Referring to FIG. 29, the method may include forming the plurality of pixel openings 2212 which penetrate each of the cell regions 2210. Thus, the membrane 2200, which includes the cell regions 2210 having the pixel openings 2212, the grid region 2220 disposed between the cell regions 2210 and the intermediate regions 2230 disposed between the cell regions 2210 and the grid region 2220, may be formed on the substrate 2002. In this embodiment, the method of forming the pixel openings 2212 may be substantially the same as that described herein with reference to FIG. 22, and a description thereof will be omitted.

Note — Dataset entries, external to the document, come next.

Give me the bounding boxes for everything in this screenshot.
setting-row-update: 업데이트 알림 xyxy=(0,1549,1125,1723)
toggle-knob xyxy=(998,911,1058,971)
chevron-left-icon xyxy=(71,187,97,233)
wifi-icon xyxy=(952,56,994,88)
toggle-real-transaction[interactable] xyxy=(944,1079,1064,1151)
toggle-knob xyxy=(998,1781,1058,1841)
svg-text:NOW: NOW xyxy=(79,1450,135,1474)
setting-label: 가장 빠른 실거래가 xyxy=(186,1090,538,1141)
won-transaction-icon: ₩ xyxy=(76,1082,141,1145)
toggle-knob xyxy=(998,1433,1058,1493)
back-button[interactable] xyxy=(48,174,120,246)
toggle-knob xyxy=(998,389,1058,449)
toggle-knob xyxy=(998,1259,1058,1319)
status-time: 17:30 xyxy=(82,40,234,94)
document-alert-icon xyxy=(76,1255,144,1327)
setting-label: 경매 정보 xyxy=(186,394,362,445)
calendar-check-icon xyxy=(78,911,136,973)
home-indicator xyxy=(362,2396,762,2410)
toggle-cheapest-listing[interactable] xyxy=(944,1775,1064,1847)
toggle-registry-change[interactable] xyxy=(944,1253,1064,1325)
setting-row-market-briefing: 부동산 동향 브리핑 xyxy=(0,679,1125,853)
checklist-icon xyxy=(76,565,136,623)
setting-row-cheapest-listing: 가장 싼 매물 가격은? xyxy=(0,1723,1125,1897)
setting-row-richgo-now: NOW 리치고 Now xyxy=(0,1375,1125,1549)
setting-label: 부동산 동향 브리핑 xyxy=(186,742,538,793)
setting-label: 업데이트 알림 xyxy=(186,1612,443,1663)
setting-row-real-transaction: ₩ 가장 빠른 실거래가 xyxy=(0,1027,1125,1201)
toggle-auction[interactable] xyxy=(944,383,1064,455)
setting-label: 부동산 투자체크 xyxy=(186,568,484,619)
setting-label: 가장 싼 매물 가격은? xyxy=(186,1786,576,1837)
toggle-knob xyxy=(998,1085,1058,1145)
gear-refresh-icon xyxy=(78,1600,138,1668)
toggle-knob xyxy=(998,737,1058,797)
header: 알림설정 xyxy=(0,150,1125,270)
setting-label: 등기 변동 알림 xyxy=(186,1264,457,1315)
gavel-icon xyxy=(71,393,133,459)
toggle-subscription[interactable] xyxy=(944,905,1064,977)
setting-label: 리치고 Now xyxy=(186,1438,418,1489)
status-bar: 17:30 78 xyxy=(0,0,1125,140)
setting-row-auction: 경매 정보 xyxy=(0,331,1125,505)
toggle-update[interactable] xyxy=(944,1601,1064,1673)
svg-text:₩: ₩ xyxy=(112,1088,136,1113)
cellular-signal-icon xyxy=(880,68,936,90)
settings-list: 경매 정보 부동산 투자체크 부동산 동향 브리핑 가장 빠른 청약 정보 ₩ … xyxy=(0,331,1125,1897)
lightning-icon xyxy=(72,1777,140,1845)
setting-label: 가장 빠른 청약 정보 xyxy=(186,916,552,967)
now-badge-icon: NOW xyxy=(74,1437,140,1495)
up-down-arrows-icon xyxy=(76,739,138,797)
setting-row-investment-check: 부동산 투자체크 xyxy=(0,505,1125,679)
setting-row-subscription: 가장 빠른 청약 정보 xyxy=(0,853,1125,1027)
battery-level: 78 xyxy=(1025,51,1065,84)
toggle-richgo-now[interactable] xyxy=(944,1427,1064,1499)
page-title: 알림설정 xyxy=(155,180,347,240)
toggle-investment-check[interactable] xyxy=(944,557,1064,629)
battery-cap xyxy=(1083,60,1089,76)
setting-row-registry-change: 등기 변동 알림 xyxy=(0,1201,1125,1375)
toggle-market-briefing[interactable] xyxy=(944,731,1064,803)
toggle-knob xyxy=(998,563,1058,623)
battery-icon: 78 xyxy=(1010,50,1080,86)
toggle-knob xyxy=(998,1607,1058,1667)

Referring to FIGS. 30 and 31, the method may include forming, by partially removing the substrate 2002, the cell openings 2110 that expose the cell regions 2210, respectively. Specifically, as illustrated in FIG. 30, the method may include forming, by patterning the rear inorganic film 2012, the inorganic film pattern 2300 that exposes the portions where the cell openings 2110 are to be formed. As illustrated in FIG. 31, the method may include forming, by performing an anisotropic etching process using the inorganic film pattern 2300 as an etch mask, the cell openings 2110 that penetrate the substrate 2002 and respectively expose the cell regions 2210. In this embodiment, the method of forming the inorganic film pattern 2300 and the cell openings 2110 may be substantially the same as that described herein with reference to FIGS. 23 and 24, and a detailed description thereof will be omitted.
According to still another embodiment of the present disclosure, after forming the cell openings 2110 as described herein, the method may include additionally forming the protective film 2400 on the cell regions 2210, the grid region 2220, the intermediate regions 2230, and the mask frame 2100 through the ALD process as illustrated in FIG. 17. In the descriptions of the method and processes herein, the operations may be performed in a different order than the order shown and/or described, or the operations may be performed in different orders or at different times. Certain operations may also be left out of the flowcharts, one or more operations may be repeated, or other operations may be added. Descriptions that an element “may be disposed,” “may be formed,” and the like include methods, processes, and techniques for disposing, forming, positioning, and modifying the element, and the like in accordance with example aspects described herein.
Example aspects supported by the present disclosure should not be construed as being limited to the embodiments set forth herein. Rather, the example embodiments are provided such that this disclosure will be thorough and complete and will fully convey the concepts supported by the present disclosure to those skilled in the art.
While the example aspects supported by the present disclosure have been particularly illustrated and described with reference to embodiments thereof, it will be understood by those of ordinary skill in the art that various changes in form and details may be made therein without departing from the spirit or scope of the concepts supported by the present disclosure as defined by the following claims.